Carlota tem a filha a correr-lhe entre os joelhos. Nasceu no Faial. Para evitar sobressaltos, uma grávida sai de casa um mês antes do termo da gravidez. Recorda as memórias do Faial. Passou lá demasiados dias à espera que o sol abrisse para voltar a casa depois de meses fora a estudar.

Sílvio Gonçalves, marido de Carlota e genro do homem que idealizou a Aldeia da Cuada, caminhos de pedra incerta e paredes com 300 anos abandonadas e hoje transformadas em paraíso, é como que um embaixador. Um poço de curiosidades. Como aquela em que um piloto acordou num dia de Natal, viu sol e ignorou as regras que ditam que a SATA não voa naquele dia para ir às Flores entregar os florentinos que vinham do continente para passar as festas e foram pregados noutra ilha pelo mau tempo. Essa é das bonitas. Como também o é aquela segundo a qual um jato privado abortou duas aterragens numa tarde ventosa, antes de um piloto da SATA “aterrar como manteiga” e postar-se, a rir, na beira da pista a picar o colega.

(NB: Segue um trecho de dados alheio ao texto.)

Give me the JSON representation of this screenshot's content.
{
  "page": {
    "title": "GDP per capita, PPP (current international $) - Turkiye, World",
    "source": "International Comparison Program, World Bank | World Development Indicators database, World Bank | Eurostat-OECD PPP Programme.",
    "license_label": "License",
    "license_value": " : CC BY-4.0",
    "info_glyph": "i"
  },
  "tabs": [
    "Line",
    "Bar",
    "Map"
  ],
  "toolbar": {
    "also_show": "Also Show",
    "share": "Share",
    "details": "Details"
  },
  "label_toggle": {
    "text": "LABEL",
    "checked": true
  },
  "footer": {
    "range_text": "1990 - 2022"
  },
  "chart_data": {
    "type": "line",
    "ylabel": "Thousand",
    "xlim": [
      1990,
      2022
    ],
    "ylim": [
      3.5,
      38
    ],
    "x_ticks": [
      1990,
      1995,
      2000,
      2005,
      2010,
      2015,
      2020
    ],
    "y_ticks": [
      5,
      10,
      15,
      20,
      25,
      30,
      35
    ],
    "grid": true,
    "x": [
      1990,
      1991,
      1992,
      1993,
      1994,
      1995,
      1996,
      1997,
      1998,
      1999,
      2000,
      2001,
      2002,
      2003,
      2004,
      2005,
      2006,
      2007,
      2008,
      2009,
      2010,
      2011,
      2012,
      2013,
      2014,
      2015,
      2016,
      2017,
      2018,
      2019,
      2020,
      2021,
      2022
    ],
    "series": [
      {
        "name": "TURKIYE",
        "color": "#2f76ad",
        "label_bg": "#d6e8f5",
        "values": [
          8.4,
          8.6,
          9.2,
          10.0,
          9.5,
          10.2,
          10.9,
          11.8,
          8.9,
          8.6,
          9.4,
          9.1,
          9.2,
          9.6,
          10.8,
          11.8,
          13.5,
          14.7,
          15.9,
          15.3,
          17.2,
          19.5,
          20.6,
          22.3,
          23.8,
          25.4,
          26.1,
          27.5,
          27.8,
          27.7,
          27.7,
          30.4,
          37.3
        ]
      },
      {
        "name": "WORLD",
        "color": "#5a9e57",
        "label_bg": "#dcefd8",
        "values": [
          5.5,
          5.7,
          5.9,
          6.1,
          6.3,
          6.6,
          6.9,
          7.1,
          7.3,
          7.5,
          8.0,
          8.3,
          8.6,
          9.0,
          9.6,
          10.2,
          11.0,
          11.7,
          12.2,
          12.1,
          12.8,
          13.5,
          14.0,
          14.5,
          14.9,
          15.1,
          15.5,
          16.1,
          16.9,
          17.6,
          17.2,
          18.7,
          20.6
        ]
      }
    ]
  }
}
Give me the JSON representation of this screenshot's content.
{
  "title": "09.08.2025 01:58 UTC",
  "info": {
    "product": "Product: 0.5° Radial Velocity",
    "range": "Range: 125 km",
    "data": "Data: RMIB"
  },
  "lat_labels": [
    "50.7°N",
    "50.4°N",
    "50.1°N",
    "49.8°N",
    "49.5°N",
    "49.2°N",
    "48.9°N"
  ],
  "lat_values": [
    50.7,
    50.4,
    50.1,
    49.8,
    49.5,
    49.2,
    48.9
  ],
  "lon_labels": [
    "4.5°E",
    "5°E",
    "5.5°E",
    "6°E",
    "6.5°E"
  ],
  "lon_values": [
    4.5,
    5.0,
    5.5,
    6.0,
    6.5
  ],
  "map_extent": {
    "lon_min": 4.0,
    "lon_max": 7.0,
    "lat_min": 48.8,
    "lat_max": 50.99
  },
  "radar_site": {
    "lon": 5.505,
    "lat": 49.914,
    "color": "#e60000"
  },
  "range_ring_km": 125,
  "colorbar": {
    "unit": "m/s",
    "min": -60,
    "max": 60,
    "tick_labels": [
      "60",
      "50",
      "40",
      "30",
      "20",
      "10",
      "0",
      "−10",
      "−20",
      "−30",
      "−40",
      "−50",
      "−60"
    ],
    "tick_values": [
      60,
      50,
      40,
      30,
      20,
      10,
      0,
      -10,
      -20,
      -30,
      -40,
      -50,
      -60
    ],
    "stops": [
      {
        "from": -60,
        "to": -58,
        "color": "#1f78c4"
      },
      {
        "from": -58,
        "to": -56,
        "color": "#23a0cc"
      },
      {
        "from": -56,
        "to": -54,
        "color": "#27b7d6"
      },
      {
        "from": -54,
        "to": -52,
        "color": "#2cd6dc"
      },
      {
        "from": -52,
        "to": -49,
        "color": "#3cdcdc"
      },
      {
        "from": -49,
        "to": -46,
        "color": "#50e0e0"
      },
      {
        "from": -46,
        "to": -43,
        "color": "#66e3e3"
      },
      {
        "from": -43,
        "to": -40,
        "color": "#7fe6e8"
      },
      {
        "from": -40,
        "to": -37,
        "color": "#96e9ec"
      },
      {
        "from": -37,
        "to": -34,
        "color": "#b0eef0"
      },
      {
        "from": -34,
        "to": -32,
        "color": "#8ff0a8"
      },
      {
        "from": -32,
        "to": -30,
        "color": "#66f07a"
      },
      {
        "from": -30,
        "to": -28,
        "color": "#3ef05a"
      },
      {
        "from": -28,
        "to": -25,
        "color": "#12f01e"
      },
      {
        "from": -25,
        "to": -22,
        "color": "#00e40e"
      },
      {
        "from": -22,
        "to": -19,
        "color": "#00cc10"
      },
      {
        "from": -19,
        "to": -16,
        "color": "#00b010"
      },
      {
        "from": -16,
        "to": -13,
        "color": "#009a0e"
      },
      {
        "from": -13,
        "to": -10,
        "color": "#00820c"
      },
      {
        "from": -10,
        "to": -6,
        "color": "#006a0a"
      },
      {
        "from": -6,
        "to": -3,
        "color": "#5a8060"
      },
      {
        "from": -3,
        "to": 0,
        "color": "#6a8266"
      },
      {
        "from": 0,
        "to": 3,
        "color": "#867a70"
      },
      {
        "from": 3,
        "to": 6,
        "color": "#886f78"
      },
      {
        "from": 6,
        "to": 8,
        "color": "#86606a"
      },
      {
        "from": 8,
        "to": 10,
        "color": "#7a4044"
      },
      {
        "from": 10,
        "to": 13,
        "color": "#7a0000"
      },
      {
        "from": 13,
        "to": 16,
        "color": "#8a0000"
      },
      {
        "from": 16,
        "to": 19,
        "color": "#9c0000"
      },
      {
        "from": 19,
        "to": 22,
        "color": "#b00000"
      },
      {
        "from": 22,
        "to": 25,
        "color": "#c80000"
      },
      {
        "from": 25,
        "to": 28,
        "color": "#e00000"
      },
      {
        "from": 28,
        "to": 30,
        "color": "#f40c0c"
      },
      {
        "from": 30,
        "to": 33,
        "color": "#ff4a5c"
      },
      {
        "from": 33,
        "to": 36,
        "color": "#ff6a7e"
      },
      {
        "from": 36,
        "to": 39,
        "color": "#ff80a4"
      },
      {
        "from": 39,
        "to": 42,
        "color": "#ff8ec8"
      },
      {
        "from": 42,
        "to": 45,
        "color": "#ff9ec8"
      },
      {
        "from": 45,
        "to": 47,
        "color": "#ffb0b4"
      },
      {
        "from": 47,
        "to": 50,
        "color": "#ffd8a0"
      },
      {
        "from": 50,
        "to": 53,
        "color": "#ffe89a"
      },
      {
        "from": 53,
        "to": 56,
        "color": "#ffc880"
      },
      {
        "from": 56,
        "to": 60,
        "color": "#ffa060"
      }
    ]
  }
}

Depois há as feias. A daquele voo que parou tragicamente no nevoeiro do Pico da Esperança, em São Jorge, carregado de florentinos a caminho do Natal, o destino tem crueldades indizíveis. Era no tempo em que voar era menos fácil. Não que agora seja mais fácil, mas talvez a experiência de pilotagem em condições adversas se tenha, com o aumento das ligações, tornado maior.

Diz Sílvio que ouviu dizer que num ranking de aterragens em zonas difíceis, só os pilotos do Alasca ganham aos açorianos. Não conseguimos confirmar a informação, mas que nos deu tranquilidade deu. Porque a aterragem fora mais sobressaltada do que uma estrada no norte da Etiópia e a açoriana de idade que nos cravava as unhas nos braços ao agarrar a nossa cadeira era a primeira a mandar calar os nossos risos nervosos.

E o diabo das cebolas

“Oh, a sério, voam amanhã? Não… Amanhã vocês vêm cá jantar que faço um bacalhauzinho.” Jorge vive de olhos pousados na linha do horizonte que esconde a América, a que sai fora de água. Trocou Lisboa pela Fajã Grande porque sim. E reúne amigos em dias de tempestade. “Venham cá ver as ondas.” Admite, a fúria do oceano intimida-o, tem dias. Admite que, nesses dias, chama André, o faialense, cuja calma de profundo conhecedor das marés parece um elixir.

E a calma é isto: fazer contas aos stocks e nunca marcar voos de ligação no dia em que se sai das Flores, não vá o diabo tecê-las. O que vale é que por ali se faz queijo do melhor. O que vale é que por ali tudo se congela, até o peixe fresco, não vá, lá está, o diabo tecê-las. Só não se cultivam cebolas apesar da fertilidade das fajãs… O que vale é que por ali se aprendem essas outras regras da vida lenta.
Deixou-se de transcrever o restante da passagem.